Nach dem Krieg: Abreißen?
In Berlin stellte sich nach Kriegsende die Frage, was aus den Resten der Kaiser-Wilhelm-Gedächtniskirche werden sollte. Abreißen? An anderer Stelle neu errichten? Das Rennen machte schließlich Architekt Egon Eiermann, der den verbliebenen Turmstumpf mit einem modernen Gebäudeensemble umgab. Als sein "Lebenswerk" bezeichnete Eiermann die 1961 fertiggestellte Einheit. Ein Blickfang sind die mehr als 20.000 verbauten Glaselemente, meist in blau und rot gehalten, gestaltet von Gabriel Loire. "Blau ist der Friede, rot ist die Freude", begründete der Künstler aus dem französischen Chartres einmal seine Farbwahl.
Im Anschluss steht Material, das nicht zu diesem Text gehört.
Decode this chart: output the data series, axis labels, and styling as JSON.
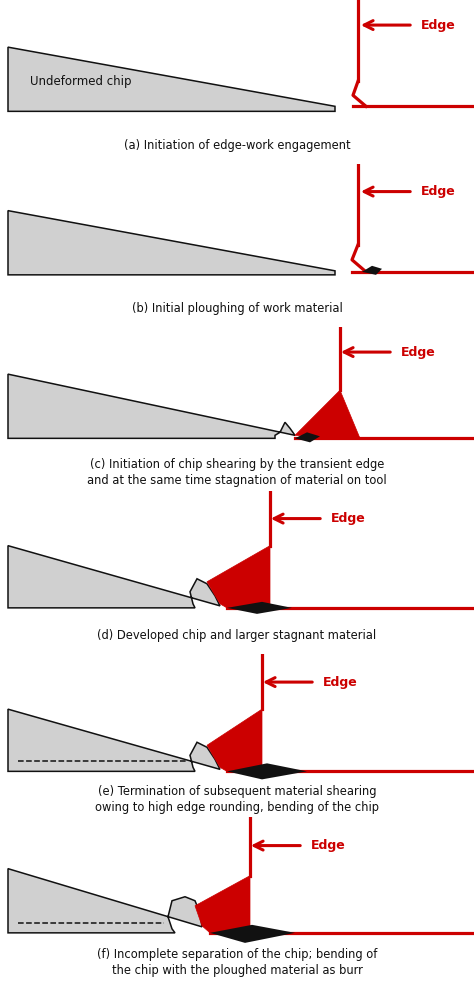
{
  "bg": "#ffffff",
  "red": "#cc0000",
  "black": "#111111",
  "gray": "#d0d0d0",
  "panels": [
    {
      "caption": [
        "(a) Initiation of edge-work engagement"
      ],
      "chip_label": "Undeformed chip",
      "mode": "a"
    },
    {
      "caption": [
        "(b) Initial ploughing of work material"
      ],
      "chip_label": "",
      "mode": "b"
    },
    {
      "caption": [
        "(c) Initiation of chip shearing by the transient edge",
        "and at the same time stagnation of material on tool"
      ],
      "chip_label": "",
      "mode": "c"
    },
    {
      "caption": [
        "(d) Developed chip and larger stagnant material"
      ],
      "chip_label": "",
      "mode": "d"
    },
    {
      "caption": [
        "(e) Termination of subsequent material shearing",
        "owing to high edge rounding, bending of the chip"
      ],
      "chip_label": "",
      "mode": "e"
    },
    {
      "caption": [
        "(f) Incomplete separation of the chip; bending of",
        "the chip with the ploughed material as burr"
      ],
      "chip_label": "",
      "mode": "f"
    }
  ]
}
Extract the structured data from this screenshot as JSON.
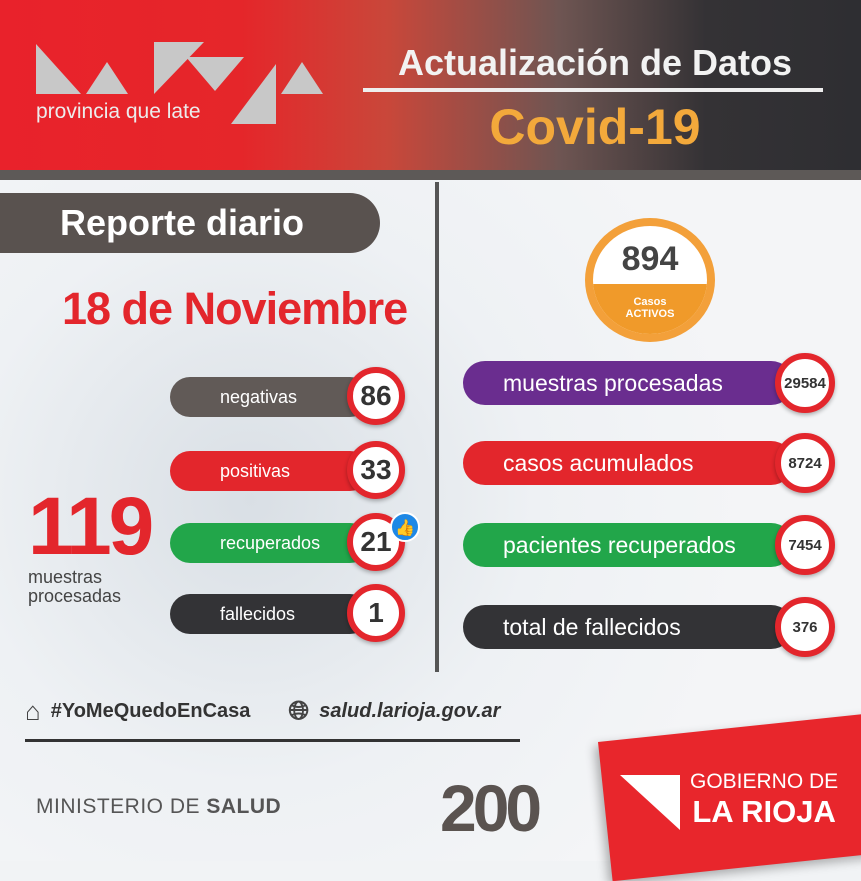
{
  "header": {
    "logo_text": "La Rioja",
    "tagline": "provincia que late",
    "title": "Actualización de Datos",
    "subtitle": "Covid-19"
  },
  "report": {
    "label": "Reporte diario",
    "date": "18 de Noviembre"
  },
  "daily": [
    {
      "label": "negativas",
      "value": "86",
      "color": "#615a57"
    },
    {
      "label": "positivas",
      "value": "33",
      "color": "#e3262c"
    },
    {
      "label": "recuperados",
      "value": "21",
      "color": "#22a64a"
    },
    {
      "label": "fallecidos",
      "value": "1",
      "color": "#333336"
    }
  ],
  "daily_total": {
    "value": "119",
    "label_1": "muestras",
    "label_2": "procesadas"
  },
  "active": {
    "value": "894",
    "label_1": "Casos",
    "label_2": "ACTIVOS"
  },
  "totals": [
    {
      "label": "muestras procesadas",
      "value": "29584",
      "color": "#6a2d8f"
    },
    {
      "label": "casos acumulados",
      "value": "8724",
      "color": "#e3262c"
    },
    {
      "label": "pacientes recuperados",
      "value": "7454",
      "color": "#22a64a"
    },
    {
      "label": "total de fallecidos",
      "value": "376",
      "color": "#333336"
    }
  ],
  "footer": {
    "hashtag": "#YoMeQuedoEnCasa",
    "website": "salud.larioja.gov.ar",
    "ministry_prefix": "MINISTERIO DE ",
    "ministry_bold": "SALUD",
    "bicentennial": "200",
    "gov_line1": "GOBIERNO DE",
    "gov_line2": "LA RIOJA"
  }
}
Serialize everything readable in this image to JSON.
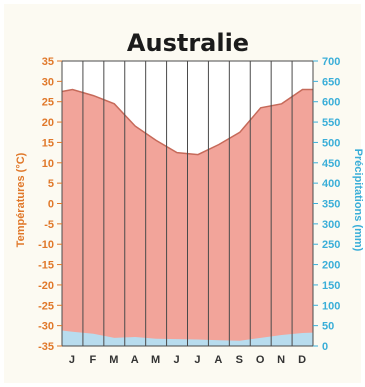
{
  "chart_data": {
    "type": "line",
    "title": "Australie",
    "ylabel_left": "Températures (°C)",
    "ylabel_right": "Précipitations (mm)",
    "categories": [
      "J",
      "F",
      "M",
      "A",
      "M",
      "J",
      "J",
      "A",
      "S",
      "O",
      "N",
      "D"
    ],
    "left_ticks": [
      "35",
      "30",
      "25",
      "20",
      "15",
      "10",
      "5",
      "0",
      "-5",
      "-10",
      "-15",
      "-20",
      "-25",
      "-30",
      "-35"
    ],
    "right_ticks": [
      "700",
      "650",
      "600",
      "550",
      "500",
      "450",
      "400",
      "350",
      "300",
      "250",
      "200",
      "150",
      "100",
      "50",
      "0"
    ],
    "ylim_left": [
      -35,
      35
    ],
    "ylim_right": [
      0,
      700
    ],
    "grid": "vertical lines at month boundaries",
    "series": [
      {
        "name": "Températures (°C)",
        "axis": "left",
        "style": "filled area down to axis minimum",
        "color": "#f2a49a",
        "line_color": "#c66a5a",
        "x": [
          0,
          0.5,
          1.5,
          2.5,
          3.5,
          4.5,
          5.5,
          6.5,
          7.5,
          8.5,
          9.5,
          10.5,
          11.5,
          12
        ],
        "y": [
          27.5,
          28,
          26.5,
          24.5,
          19,
          15.5,
          12.5,
          12,
          14.5,
          17.5,
          23.5,
          24.5,
          28,
          28
        ]
      },
      {
        "name": "Précipitations (mm)",
        "axis": "right",
        "style": "filled area from zero",
        "color": "#b8dcee",
        "x": [
          0,
          0.5,
          1.5,
          2.5,
          3.5,
          4.5,
          5.5,
          6.5,
          7.5,
          8.5,
          9.5,
          10.5,
          11.5,
          12
        ],
        "y": [
          38,
          35,
          30,
          20,
          22,
          18,
          17,
          16,
          14,
          13,
          20,
          27,
          32,
          33
        ]
      }
    ],
    "colors": {
      "temperature_fill": "#f2a49a",
      "temperature_line": "#c66a5a",
      "precip_fill": "#b8dcee",
      "left_axis": "#e0782a",
      "right_axis": "#3aaed8",
      "grid": "#4a4a4a",
      "background": "#fcfaf2"
    }
  }
}
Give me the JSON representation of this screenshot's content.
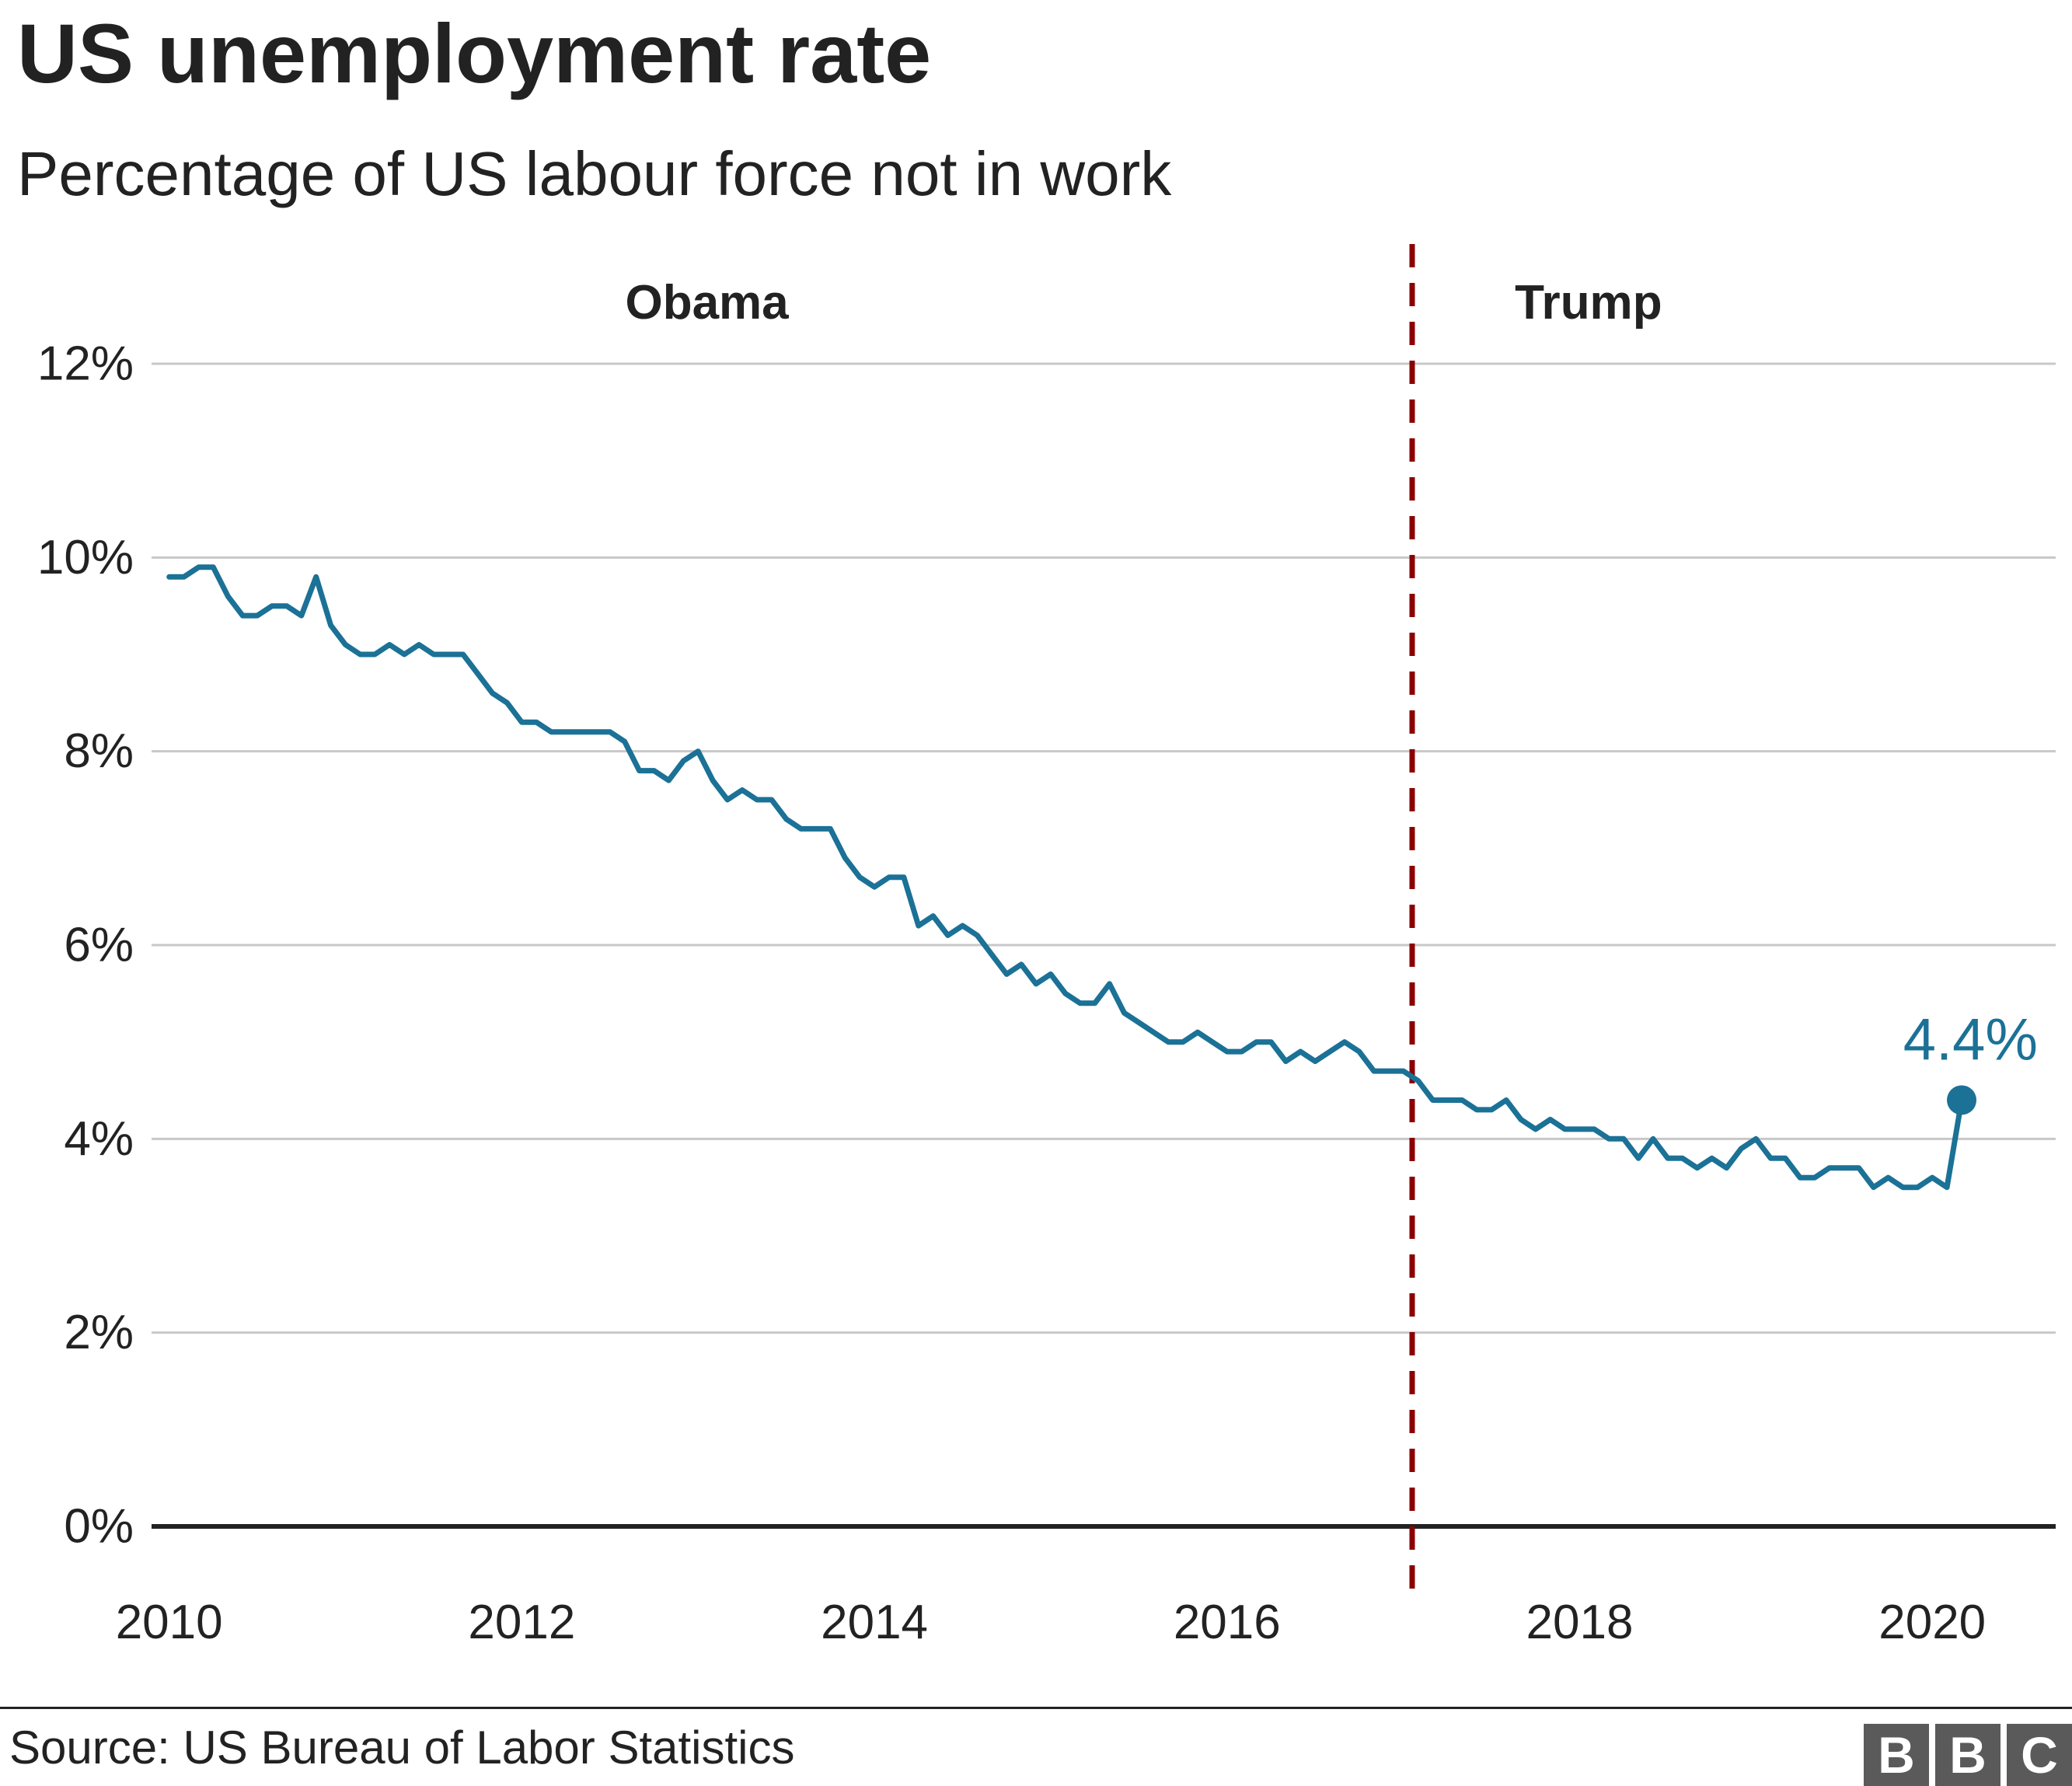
{
  "title": "US unemployment rate",
  "subtitle": "Percentage of US labour force not in work",
  "source": "Source: US Bureau of Labor Statistics",
  "logo": [
    "B",
    "B",
    "C"
  ],
  "colors": {
    "line": "#1b7196",
    "divider": "#8b0000",
    "grid": "#c8c8c8",
    "axis": "#222222",
    "text": "#222222",
    "logo": "#5a5a5a"
  },
  "chart_data": {
    "type": "line",
    "title": "US unemployment rate",
    "subtitle": "Percentage of US labour force not in work",
    "ylabel": "",
    "xlabel": "",
    "ylim": [
      0,
      12
    ],
    "xlim": [
      2009.9,
      2020.7
    ],
    "grid": true,
    "y_ticks": [
      {
        "value": 0,
        "label": "0%"
      },
      {
        "value": 2,
        "label": "2%"
      },
      {
        "value": 4,
        "label": "4%"
      },
      {
        "value": 6,
        "label": "6%"
      },
      {
        "value": 8,
        "label": "8%"
      },
      {
        "value": 10,
        "label": "10%"
      },
      {
        "value": 12,
        "label": "12%"
      }
    ],
    "x_ticks": [
      {
        "value": 2010,
        "label": "2010"
      },
      {
        "value": 2012,
        "label": "2012"
      },
      {
        "value": 2014,
        "label": "2014"
      },
      {
        "value": 2016,
        "label": "2016"
      },
      {
        "value": 2018,
        "label": "2018"
      },
      {
        "value": 2020,
        "label": "2020"
      }
    ],
    "divider": {
      "x": 2017.05
    },
    "period_labels": [
      {
        "label": "Obama",
        "x": 2013.05
      },
      {
        "label": "Trump",
        "x": 2018.05
      }
    ],
    "series": [
      {
        "x_start": "2010-01",
        "frequency": "monthly",
        "values": [
          9.8,
          9.8,
          9.9,
          9.9,
          9.6,
          9.4,
          9.4,
          9.5,
          9.5,
          9.4,
          9.8,
          9.3,
          9.1,
          9.0,
          9.0,
          9.1,
          9.0,
          9.1,
          9.0,
          9.0,
          9.0,
          8.8,
          8.6,
          8.5,
          8.3,
          8.3,
          8.2,
          8.2,
          8.2,
          8.2,
          8.2,
          8.1,
          7.8,
          7.8,
          7.7,
          7.9,
          8.0,
          7.7,
          7.5,
          7.6,
          7.5,
          7.5,
          7.3,
          7.2,
          7.2,
          7.2,
          6.9,
          6.7,
          6.6,
          6.7,
          6.7,
          6.2,
          6.3,
          6.1,
          6.2,
          6.1,
          5.9,
          5.7,
          5.8,
          5.6,
          5.7,
          5.5,
          5.4,
          5.4,
          5.6,
          5.3,
          5.2,
          5.1,
          5.0,
          5.0,
          5.1,
          5.0,
          4.9,
          4.9,
          5.0,
          5.0,
          4.8,
          4.9,
          4.8,
          4.9,
          5.0,
          4.9,
          4.7,
          4.7,
          4.7,
          4.6,
          4.4,
          4.4,
          4.4,
          4.3,
          4.3,
          4.4,
          4.2,
          4.1,
          4.2,
          4.1,
          4.1,
          4.1,
          4.0,
          4.0,
          3.8,
          4.0,
          3.8,
          3.8,
          3.7,
          3.8,
          3.7,
          3.9,
          4.0,
          3.8,
          3.8,
          3.6,
          3.6,
          3.7,
          3.7,
          3.7,
          3.5,
          3.6,
          3.5,
          3.5,
          3.6,
          3.5,
          4.4
        ]
      }
    ],
    "annotations": [
      {
        "label": "4.4%",
        "x": "2020-03",
        "y": 4.4
      }
    ]
  }
}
Die neue Kirche wurde zu einem "Ort der Stille und des Gebets" und zu einem Mahnmal gegen Krieg - während draußen der "Kalte Krieg" zwischen West und Ost aus Berlin eine geteilte Stadt machte. Der Kurfürstendamm avancierte zu einer Art Schaufenster des Wirtschaftswunders West: mit Kaufhäusern und Kabarett, weniger mondän als zu Zeiten der Weimarer Republik, gleichwohl stark frequentiert.
Nach der Wiedervereinigung begann der Putz allenthalben etwas zu bröckeln. Vor zwei Jahren dann sorgte ein islamistischer Anschlag auf den Weihnachtsmarkt an der Kaiser-Wilhelm-Gedächtniskirche für Schlagzeilen. Es ist, als bleibe das Gotteshaus auf fast unheimliche Weise mit der Geschichte von Krieg und Gewalt - und der Sehnsucht nach Frieden - verbunden.